A manufacturer of compact fluorescent light bulbs advertises that the distribution of the lifespans of these light bulbs is approximately normal with a mean of 9,000 hours and a standard deviation of 1,000 hours. Define the random variable X to be the life span of compact Fluorescent light bulbs.

1. What is the probability a randomly selected compact fluorescent light bulb will last more than 12,500 hours?

Probability statement with the random variable:

z-score given to 2 decimal places:

probability given to 4 decimal places:

2. Suppose we randomly select a sample of size 15 compact fluorescent light bulbs. State the mean and standard deviation, with proper units,of lifespan for this sample.Round values to 1 decimal place as needed.

Mean:

Standard Deviation:

3. Can the distribution of the sample mean lifespan of compact fluorescent light bulbs based on samples of size 15 be approximated by a normal distribution?

A. No because the sample is not 30 or more

B. Yes becuase the lifespan of these light bulbs is normal

4. What is the probability the mean lifespan of the 15 light bulbs is more than 9,500 hours.

Probability statement:

z-score given to 2 decimal places:

probability given to 4 decimal places:

5.What is the probability the mean lifespan of the 15 light bulbs is between 8,500 hours and 9,200 hours?

Probability statement:

Smaller z-score rounded to 2 decimal places:

Larger z-score rounded to 2 decimal places:

Probability given to 4 decimal places:

6. 85% of the compact fluorescent bulbs in a sample of size 15 have an average life span of at least how many hours? Round answer to 1 decimal place.

Approximately 35% of a population has blood type O+. Suppose we take a random sample of 7 blood donations from a single day.

Define the random variable B as follows

B: the blood type is O+

1. Show/discuss that the given scenario meets the 4 binomial requirements. Please use complete sentences.

2. State the probability of success to 2 decimal places

3. State the sample size.

4. What is the probability that exactly 2 of the 7 selected donations will be type O+?

Include the probability statement with the random variable and give the numerical value to 3 decimal places.

5. What is the probability that less than 3 of the 7 selected donations will be type O+?

Include the probability statement with the random variable and give the numerical value to 3 decimal places.

6. What is the probability that at least 6 of the 7 selected donations will be type O+?

Include the probability statement with the random variable and give the numerical value to 3 decimal places.

7. How many of the donations do we expect to be type O+?

Give the exact value.

8. Suppose we now take a random sample of 100 blood donations.

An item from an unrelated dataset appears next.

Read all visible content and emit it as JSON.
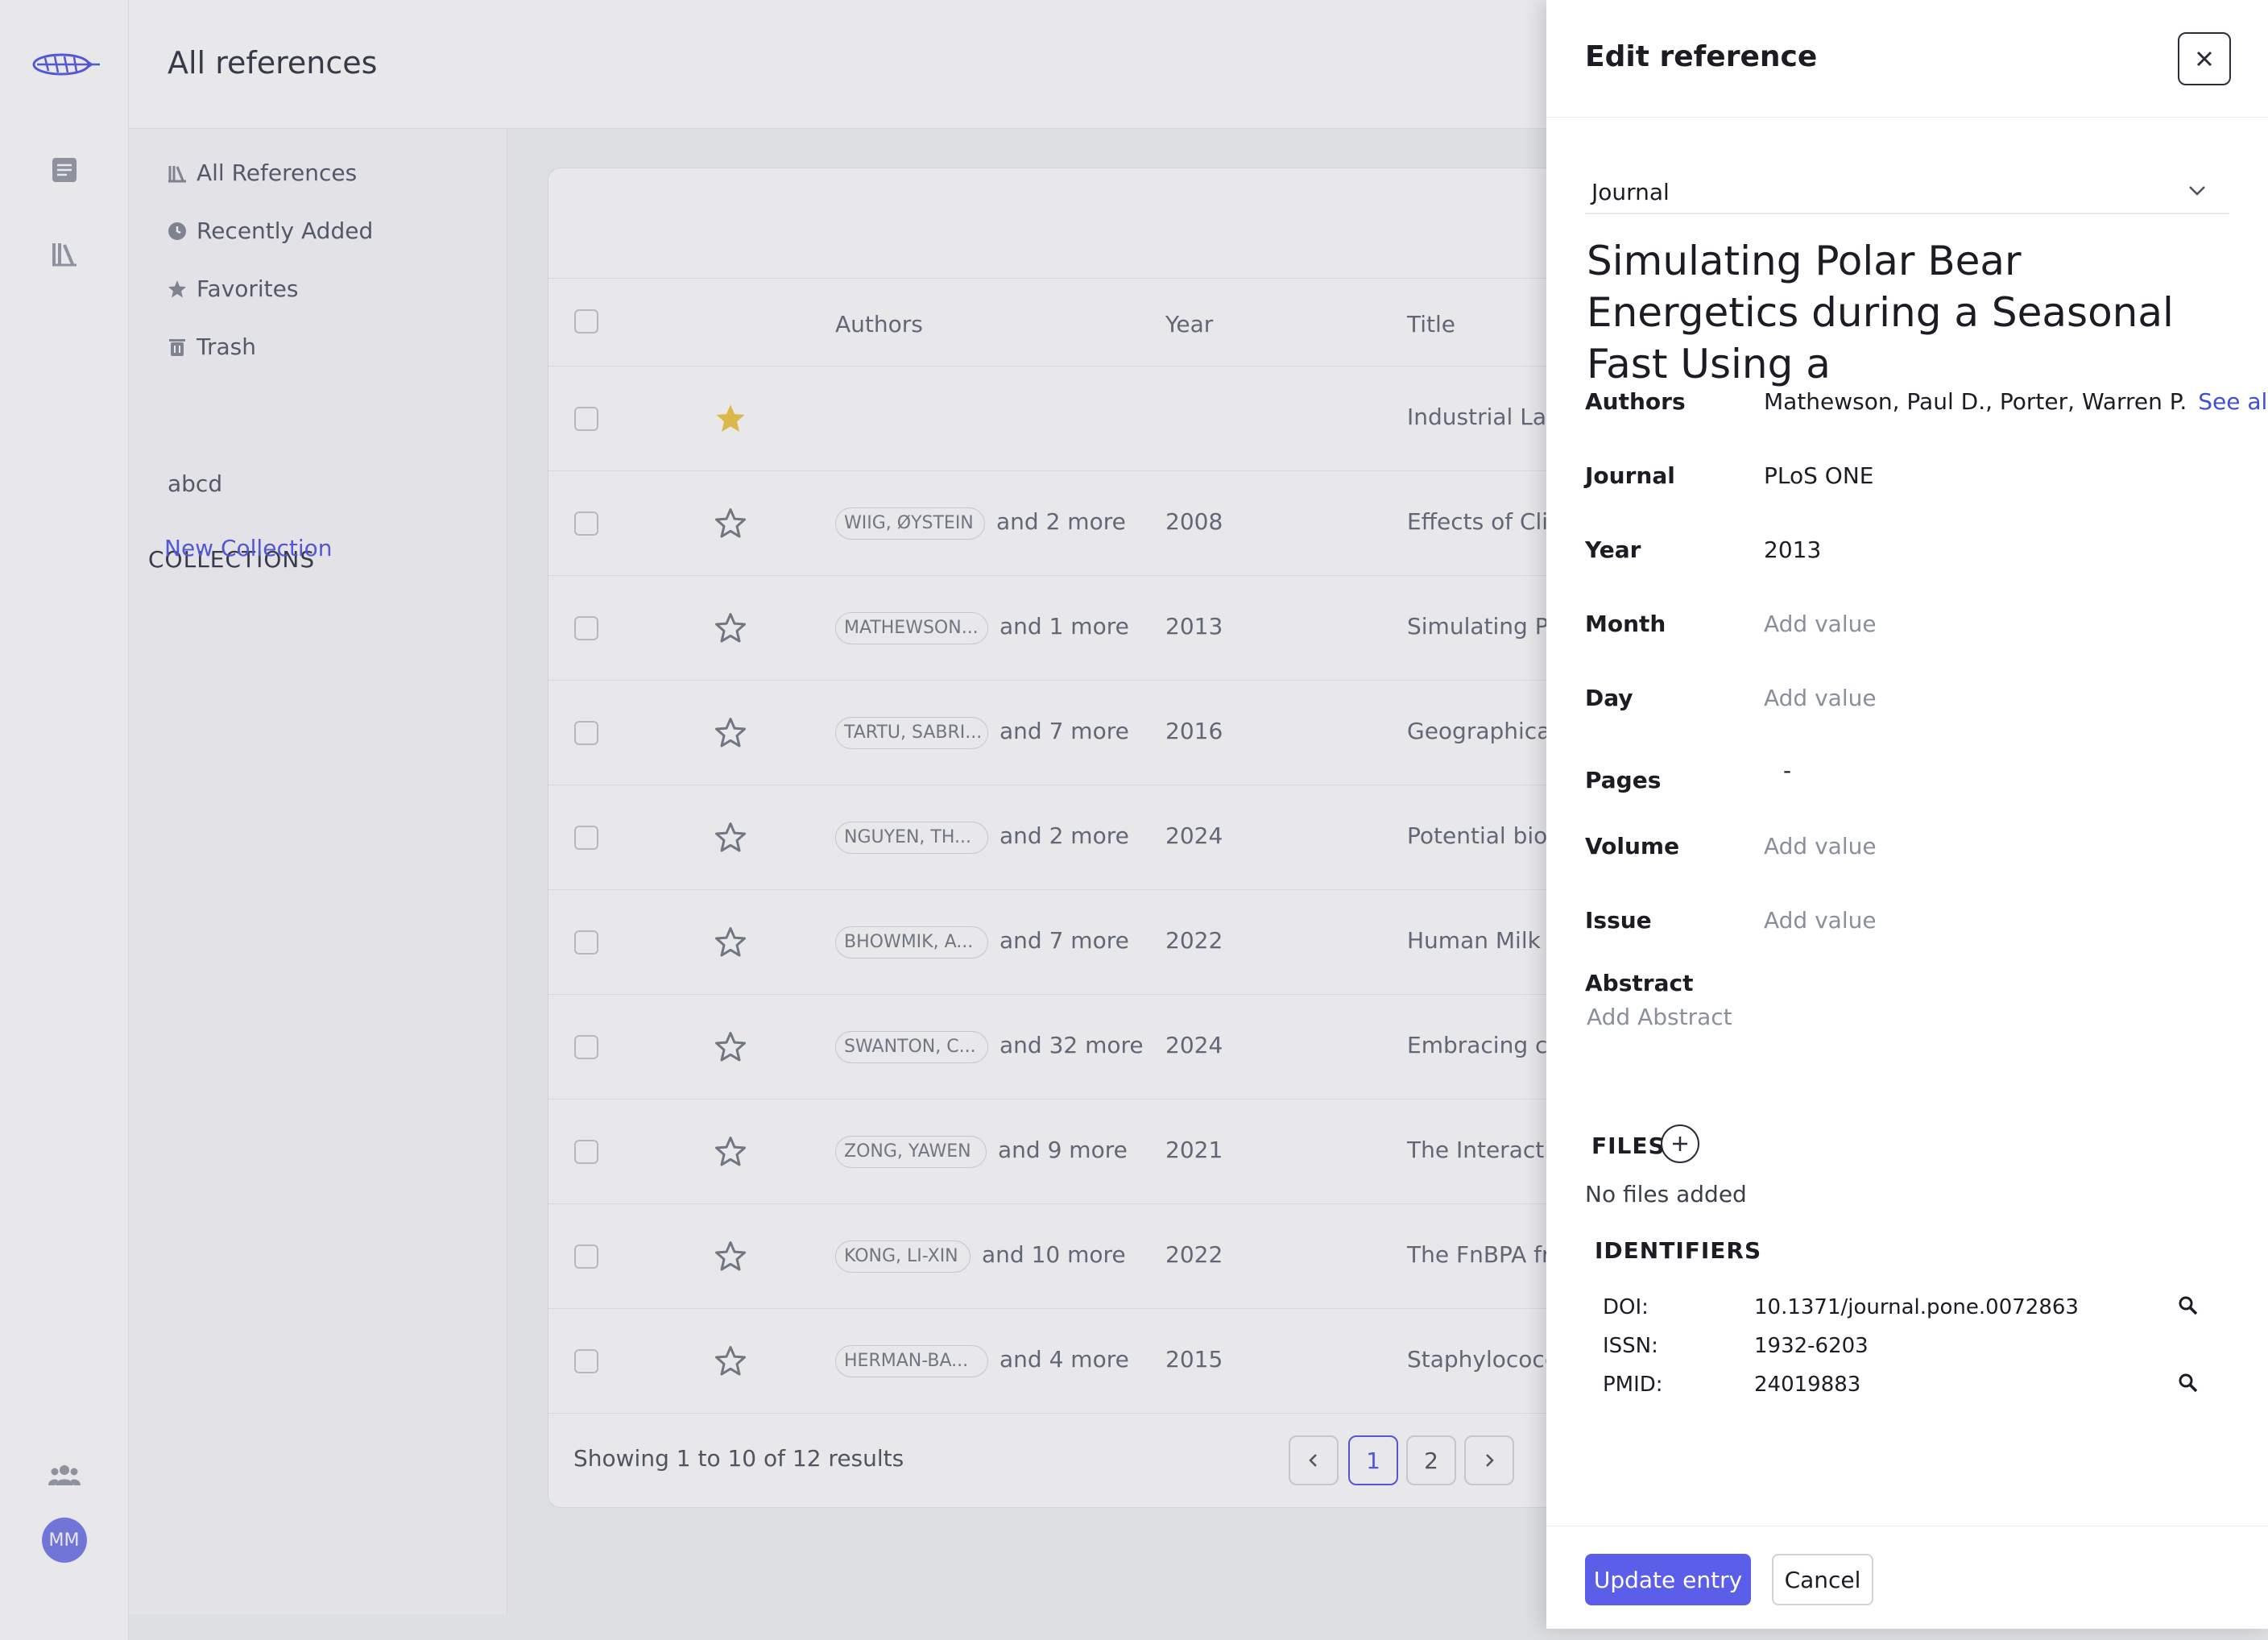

State the mean and standard deviation for this random sample.

Mean:

Standard Deviation (one decimal place):

9.Can the binomial random variable B, with a sample size of 100, be approximated by a normal distribution? Briefly explain/show why or why not.

10. What is the probability, in the sample of size 100, that less than half of the donations will be type O+?

Give the probability statement with the random variable and your answer to 4 decimal places.

1. Suppose the true population proportion were p = 0.6 and a researcher takes a simple random sample of size n = 50. Define phat (p^) to be distribution of the sample proportion.

State the mean of phat:

State the standard deviation of phat (2 decimal places):

2. Show the verification that the distribution of phat can be approximated by a normal distribution.

3.Calculate the probability that the sample proportion will be larger than 0.65.

Give the probability statement with the random variable and the numerical value to 4 decimal places.

According to creditcard.com, 29% of adults do not own a credit card.

Use this information to answer the next 6 questions.

1. Suppose a random sample of 500 adults is asked, "Do you own a credit card?"

State the mean and standard deviation of the sampling distribution of the sample proportion.

Mean:

Standard Deviation (4 decimal places):

2.Can the distribution of the sample proportion, based on the sample of size 500, be approximated by a normal distribution? Show/explain how the requirements are or are not met.

3. What is the probability that in a random sample of 500 adults, less than 32% do not own a credit card?

State the probability statement with the random variable phat, the z-score, and the answer to 4 decimal places.

Probability Statement:

z-score:

Answer:

4.What is the probability that in a random sample of 500 adults, more than 30% do not own a credit card? State the probability statement with the random variable phat, the z-score, and the answer to 4 decimal places.

Probability Statement:

z-score:

Answer:

5.What is the probability that in a random sample of 500 adults, between 25% and 35% do not own a credit card? State the probability statement with the random variable phat, the z-scores, and the answer to 4 decimal places.

Probability Statement:

smaller z-score:

larger z-score:

Answer:

6. What is the probability, in the random sample of 500 adults, 125 or fewer do not own a credit card? The answer should include the probability statement and the probability to 4 decimal places.